The event aligns with South Africa’s G20 priorities, notably EWWG Priority 2: Promoting the Financial Inclusion of and for Women. It also reinforces the UN Sustainable Development Goals, the African Union Agenda 2063, and South Africa’s National Development Plan 2030, underscoring a regional and global commitment.
More than 200 participants will attend, including international policymakers, development researchers, entrepreneurs, youth delegates, and civil‑society representatives. Their expertise will inform best practices to expand access to affordable financial products and services for women in all their diversity.
As convenor and Chair of the EWWG, the Department of Women, Youth and Disabilities has partnered with Tshwane University of Technology’s Centre for Entrepreneurship Development. In a statement, the Department said the meetings would “reaffirm our commitment to advance women’s empowerment and gender equality, while sharing successful models to accelerate outcomes.”
Key themes include a policy perspective on the care economy—paid and unpaid care work—promotion of women’s financial inclusion, and strategies to address gender‑based violence and femicide. These sessions will highlight the links between economic autonomy and personal security.
South Africa’s G20 Chairship coincides with the tenth anniversary of the SDGs’ adoption. SDG 5, focused on gender equality and women’s empowerment, calls for the elimination of discrimination, violence, and harmful practices against women and girls—a target that remains pressing with only five years to 2030.
Dr Patrick Ebewo, Co‑Chairperson of the Conference and Director at TUT, emphasised the urgency of dismantling structural barriers: “This conference offers a unique chance to develop practical strategies for reshaping financial ecosystems and expanding entrepreneurial opportunities for women.”

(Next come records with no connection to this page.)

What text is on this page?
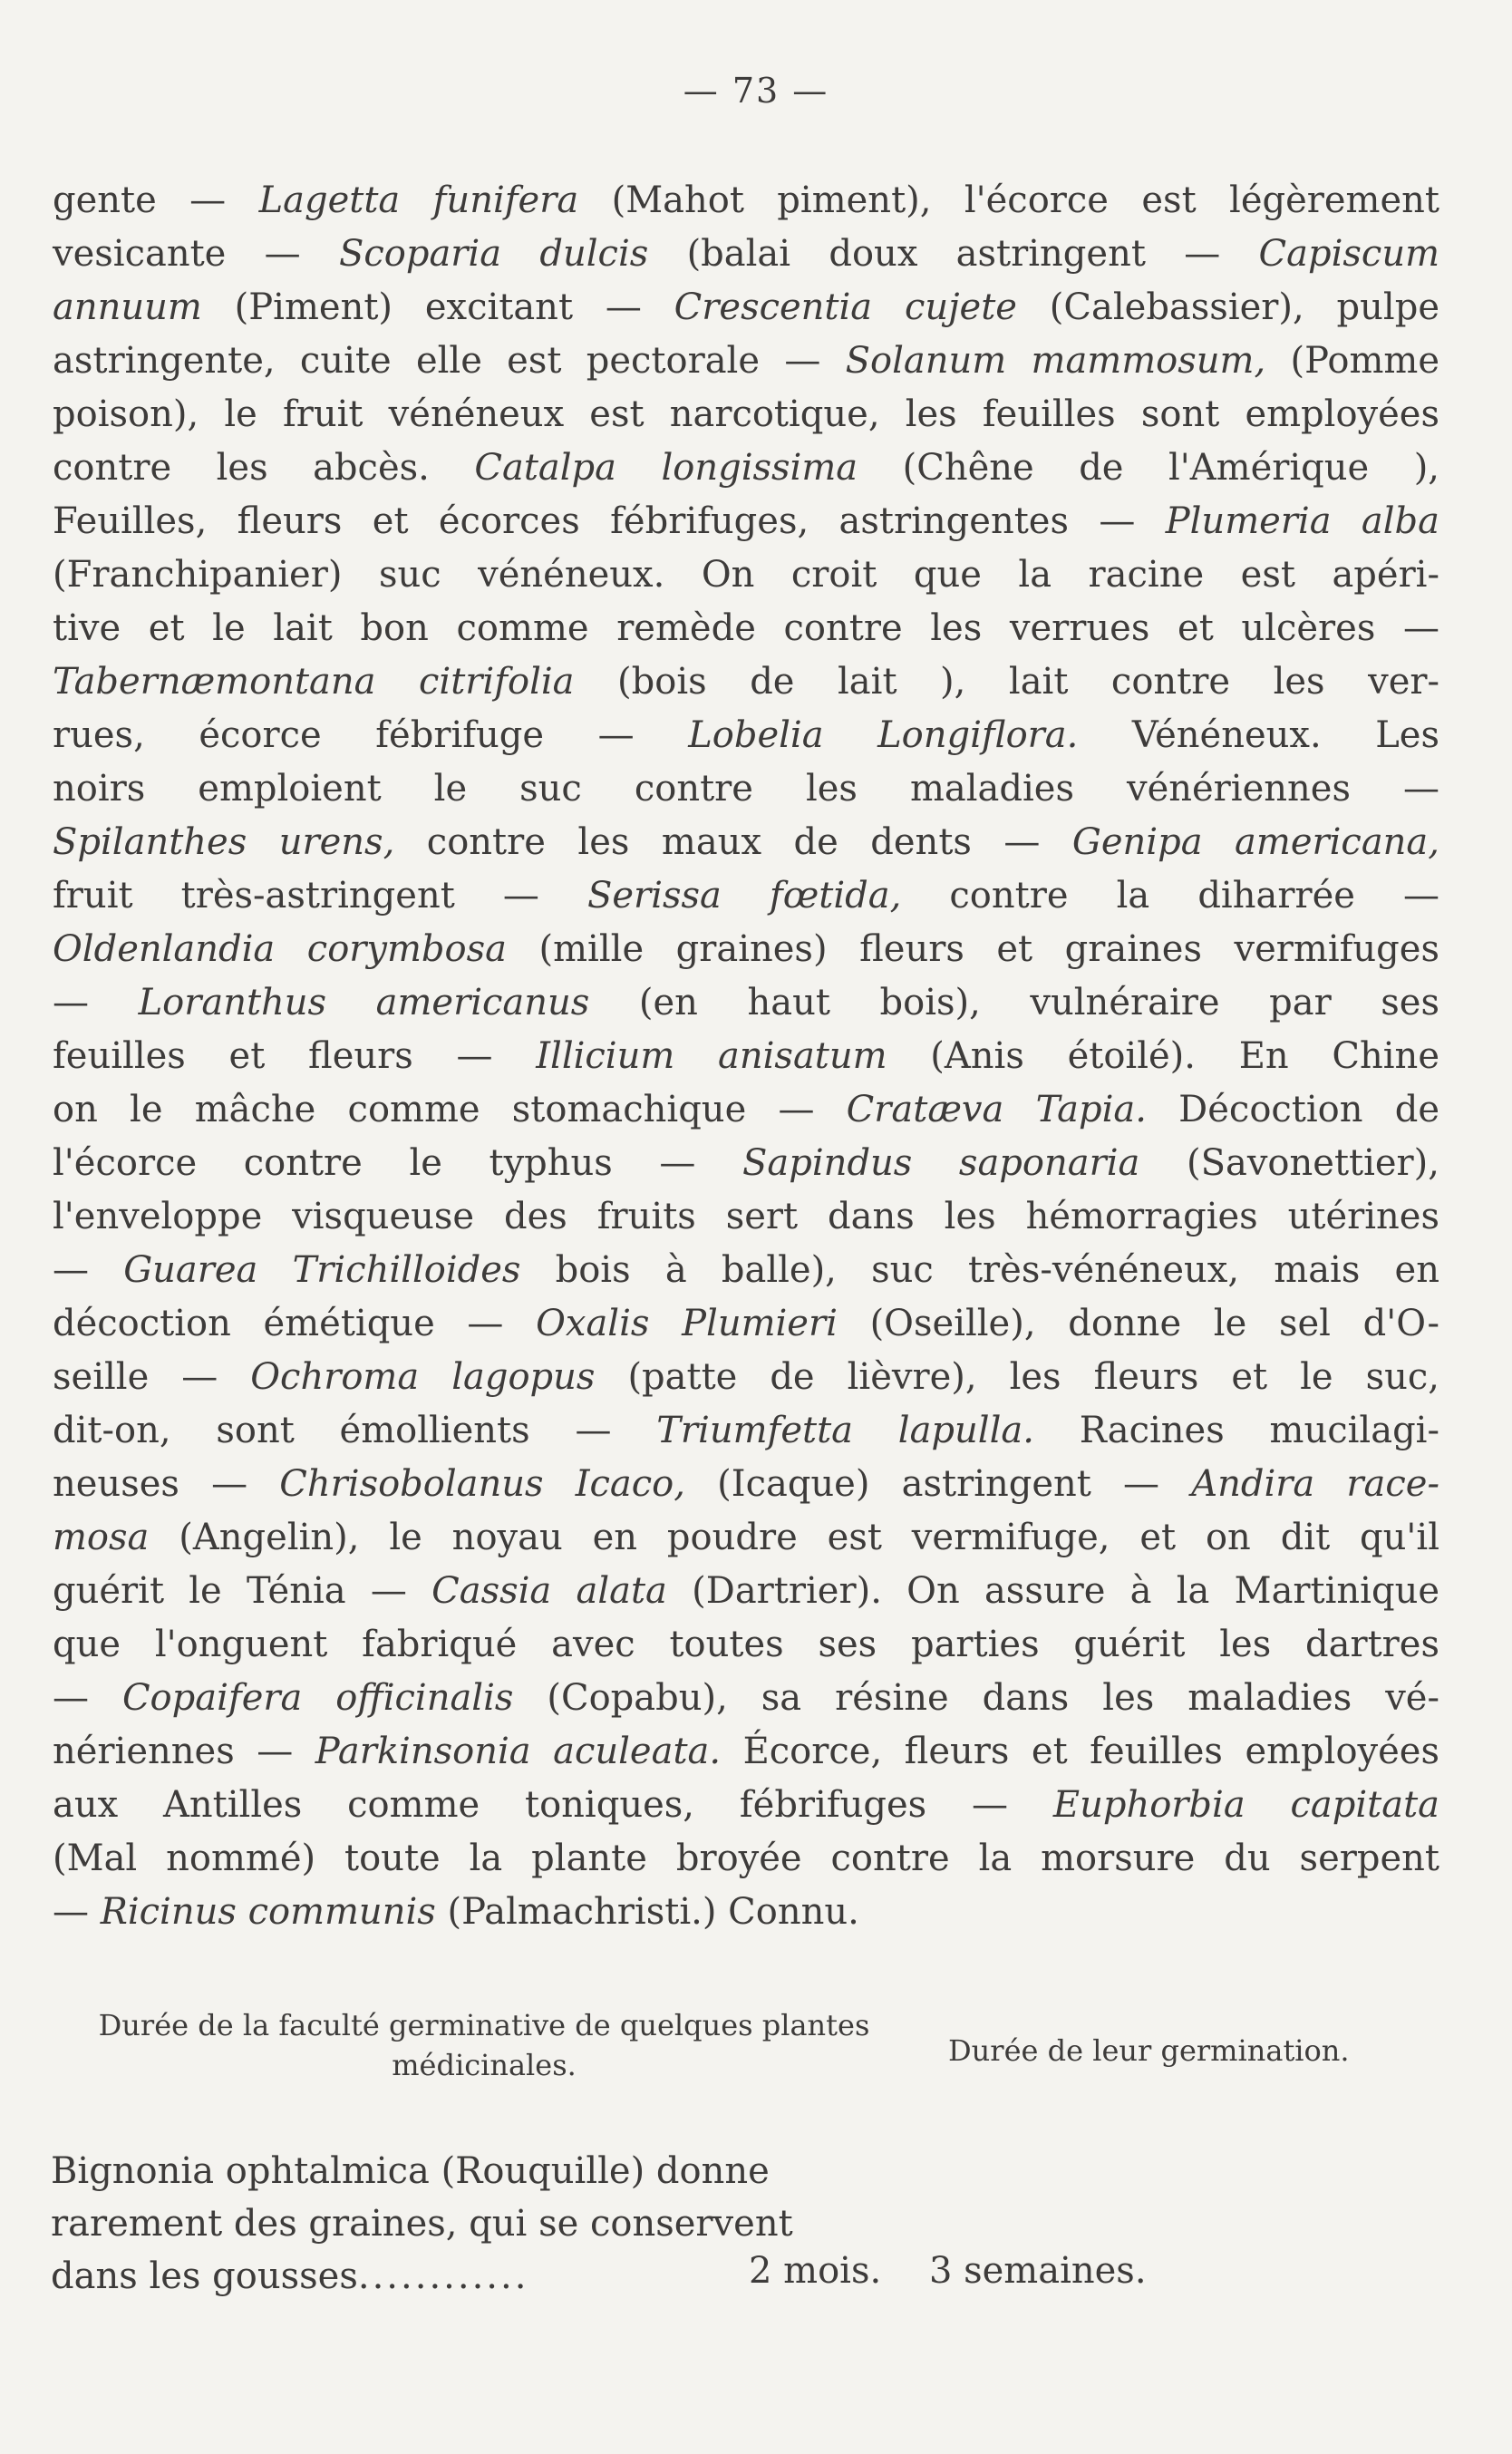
— 73 —
gente — Lagetta funifera (Mahot piment), l'écorce est légèrement
vesicante — Scoparia dulcis (balai doux astringent — Capiscum
annuum (Piment) excitant — Crescentia cujete (Calebassier), pulpe
astringente, cuite elle est pectorale — Solanum mammosum, (Pomme
poison), le fruit vénéneux est narcotique, les feuilles sont employées
contre les abcès. Catalpa longissima (Chêne de l'Amérique ),
Feuilles, fleurs et écorces fébrifuges, astringentes — Plumeria alba
(Franchipanier) suc vénéneux. On croit que la racine est apéri-
tive et le lait bon comme remède contre les verrues et ulcères —
Tabernæmontana citrifolia (bois de lait ), lait contre les ver-
rues, écorce fébrifuge — Lobelia Longiflora. Vénéneux. Les
noirs emploient le suc contre les maladies vénériennes —
Spilanthes urens, contre les maux de dents — Genipa americana,
fruit très-astringent — Serissa fœtida, contre la diharrée —
Oldenlandia corymbosa (mille graines) fleurs et graines vermifuges
— Loranthus americanus (en haut bois), vulnéraire par ses
feuilles et fleurs — Illicium anisatum (Anis étoilé). En Chine
on le mâche comme stomachique — Cratæva Tapia. Décoction de
l'écorce contre le typhus — Sapindus saponaria (Savonettier),
l'enveloppe visqueuse des fruits sert dans les hémorragies utérines
— Guarea Trichilloides bois à balle), suc très-vénéneux, mais en
décoction émétique — Oxalis Plumieri (Oseille), donne le sel d'O-
seille — Ochroma lagopus (patte de lièvre), les fleurs et le suc,
dit-on, sont émollients — Triumfetta lapulla. Racines mucilagi-
neuses — Chrisobolanus Icaco, (Icaque) astringent — Andira race-
mosa (Angelin), le noyau en poudre est vermifuge, et on dit qu'il
guérit le Ténia — Cassia alata (Dartrier). On assure à la Martinique
que l'onguent fabriqué avec toutes ses parties guérit les dartres
— Copaifera officinalis (Copabu), sa résine dans les maladies vé-
nériennes — Parkinsonia aculeata. Écorce, fleurs et feuilles employées
aux Antilles comme toniques, fébrifuges — Euphorbia capitata
(Mal nommé) toute la plante broyée contre la morsure du serpent
— Ricinus communis (Palmachristi.) Connu.
Durée de la faculté germinative de quelques plantes
médicinales.	Durée de leur germination.
Bignonia ophtalmica (Rouquille) donne
rarement des graines, qui se conservent
dans les gousses............	2 mois. 3 semaines.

A dedicated Academic Track, led by TUT’s Centre for Entrepreneurship Development, will convene plenaries, policy dialogues, and research presentations. Objectives include generating evidence‑based solutions, integrating policy frameworks, fostering multidisciplinary collaboration, incorporating diverse regional perspectives, and supporting G20 EWWG aims to deliver measurable progress in women’s economic empowerment.